Image miraculeuse
Motif iconographique
Le manuscrit des Miracles est particulièrement riche en enluminures qui illustrent des épisodes mettant en scène des images de la Vierge, qu’il s’agisse d’images mentales ou d’images matérielles telles que les statues. Au fil des récits, on y montre des statues qui s’animent, qui saignent, qui accomplissent des miracles car elles sont habitées par leur prototype : elles deviennent des corps dans lesquels la présence divine peut descendre et ainsi agir dans le monde terrestre, produire des miracles, convertir de nouveaux fidèles ou en protéger d’autres.
La lettrine du frontispice est à cet égard un exemple assez éloquent de la façon dont le manuscrit rend compte de la nature de ces images miraculeuses : le moine est agenouillé en prière devant un autel sur lequel est posée l’image de la Vierge. Il est important de souligner que c’est bien de cela qu’il s’agit : la Vierge est de petite taille, debout sur un autel couvert d’un linge. À la fois convention iconographique et description d’une réalité historique, ce type de dispositif sert, tout au long du manuscrit, à indiquer qu’il s’agit bel et bien d’une statue de culte placée dans une église. Pourtant, cette statue, fut-elle faite de main d’homme, est apte à recevoir la présence divine, qui s’exprime et agit par son intermédiaire : c’est la capacité de l’image à établir un lien substantiel qui est ici en jeu, puisque la mimêsis rend la matière capable de devenir un lieu de présence du divin. Le lien image/prototype est fermement affirmé comme étant un lien entre les choses, une relation substantielle qui permet la convocation du sacré et sa mobilisation par la prière d’une part, et par la volonté du prototype d’autre part.
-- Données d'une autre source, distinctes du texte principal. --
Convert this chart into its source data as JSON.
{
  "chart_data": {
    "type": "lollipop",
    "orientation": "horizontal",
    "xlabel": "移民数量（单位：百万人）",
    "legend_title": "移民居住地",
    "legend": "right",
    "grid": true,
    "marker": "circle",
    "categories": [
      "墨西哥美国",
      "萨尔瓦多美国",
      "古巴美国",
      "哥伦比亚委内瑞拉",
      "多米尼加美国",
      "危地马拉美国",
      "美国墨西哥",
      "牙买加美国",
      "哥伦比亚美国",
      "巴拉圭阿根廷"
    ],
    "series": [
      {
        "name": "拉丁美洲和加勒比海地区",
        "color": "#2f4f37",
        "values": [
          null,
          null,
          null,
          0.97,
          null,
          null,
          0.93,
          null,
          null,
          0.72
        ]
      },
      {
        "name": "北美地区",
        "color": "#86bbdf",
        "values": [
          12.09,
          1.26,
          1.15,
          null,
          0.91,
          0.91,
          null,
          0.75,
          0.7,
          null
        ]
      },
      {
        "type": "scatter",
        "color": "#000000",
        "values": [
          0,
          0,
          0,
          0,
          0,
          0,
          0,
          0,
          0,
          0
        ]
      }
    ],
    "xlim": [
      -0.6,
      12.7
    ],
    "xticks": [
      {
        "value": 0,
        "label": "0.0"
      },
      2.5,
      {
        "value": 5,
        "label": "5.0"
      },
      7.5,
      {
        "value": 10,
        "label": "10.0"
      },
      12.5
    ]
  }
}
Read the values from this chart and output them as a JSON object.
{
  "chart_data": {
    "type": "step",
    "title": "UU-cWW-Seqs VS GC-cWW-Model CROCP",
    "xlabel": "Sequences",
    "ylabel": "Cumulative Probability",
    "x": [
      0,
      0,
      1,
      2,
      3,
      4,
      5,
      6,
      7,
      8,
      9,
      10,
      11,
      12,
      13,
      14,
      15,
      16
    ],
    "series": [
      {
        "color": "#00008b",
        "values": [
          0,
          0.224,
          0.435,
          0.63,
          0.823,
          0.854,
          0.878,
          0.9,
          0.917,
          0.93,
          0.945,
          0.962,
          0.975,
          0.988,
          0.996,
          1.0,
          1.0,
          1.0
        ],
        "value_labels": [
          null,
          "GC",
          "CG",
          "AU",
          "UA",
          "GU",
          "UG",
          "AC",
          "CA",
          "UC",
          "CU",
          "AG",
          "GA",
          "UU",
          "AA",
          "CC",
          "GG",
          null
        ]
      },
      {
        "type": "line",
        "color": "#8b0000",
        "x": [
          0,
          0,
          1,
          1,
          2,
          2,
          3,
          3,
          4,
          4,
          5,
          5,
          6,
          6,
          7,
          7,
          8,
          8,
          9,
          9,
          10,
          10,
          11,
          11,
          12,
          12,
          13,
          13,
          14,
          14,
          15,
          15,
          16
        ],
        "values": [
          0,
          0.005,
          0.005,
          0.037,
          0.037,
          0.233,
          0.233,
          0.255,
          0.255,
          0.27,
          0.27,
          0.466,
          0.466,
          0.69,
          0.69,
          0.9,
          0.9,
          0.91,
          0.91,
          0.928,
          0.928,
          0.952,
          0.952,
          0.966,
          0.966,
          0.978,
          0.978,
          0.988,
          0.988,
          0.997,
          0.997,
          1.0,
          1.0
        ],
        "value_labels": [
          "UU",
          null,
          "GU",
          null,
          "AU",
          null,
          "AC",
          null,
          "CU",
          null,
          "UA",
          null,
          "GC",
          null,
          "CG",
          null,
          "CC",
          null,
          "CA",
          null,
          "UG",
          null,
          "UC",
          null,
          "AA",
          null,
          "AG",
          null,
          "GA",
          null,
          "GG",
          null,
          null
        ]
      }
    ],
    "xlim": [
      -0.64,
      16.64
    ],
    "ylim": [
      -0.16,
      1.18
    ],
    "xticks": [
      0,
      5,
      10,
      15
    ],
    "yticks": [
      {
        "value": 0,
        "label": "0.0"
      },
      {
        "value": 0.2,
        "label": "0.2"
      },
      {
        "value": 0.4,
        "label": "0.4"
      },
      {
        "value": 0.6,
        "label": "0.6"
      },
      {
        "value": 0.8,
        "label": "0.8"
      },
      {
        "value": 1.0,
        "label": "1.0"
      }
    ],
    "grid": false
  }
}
L’image insiste en outre sur le rôle de médiateur que peut posséder l’image-corps, bien que cette emphase soit également liée au fait qu’il s’agisse d’une représentation de la Vierge, qui est le premier intercesseur auprès de Dieu. L’alignement des figures trace une diagonale sur laquelle le visage de la statue s’interpose entre le moine et Dieu : derrière l’image, une présence divine tire les ficelles du miracle et renforce la dimension spirituelle de la scène.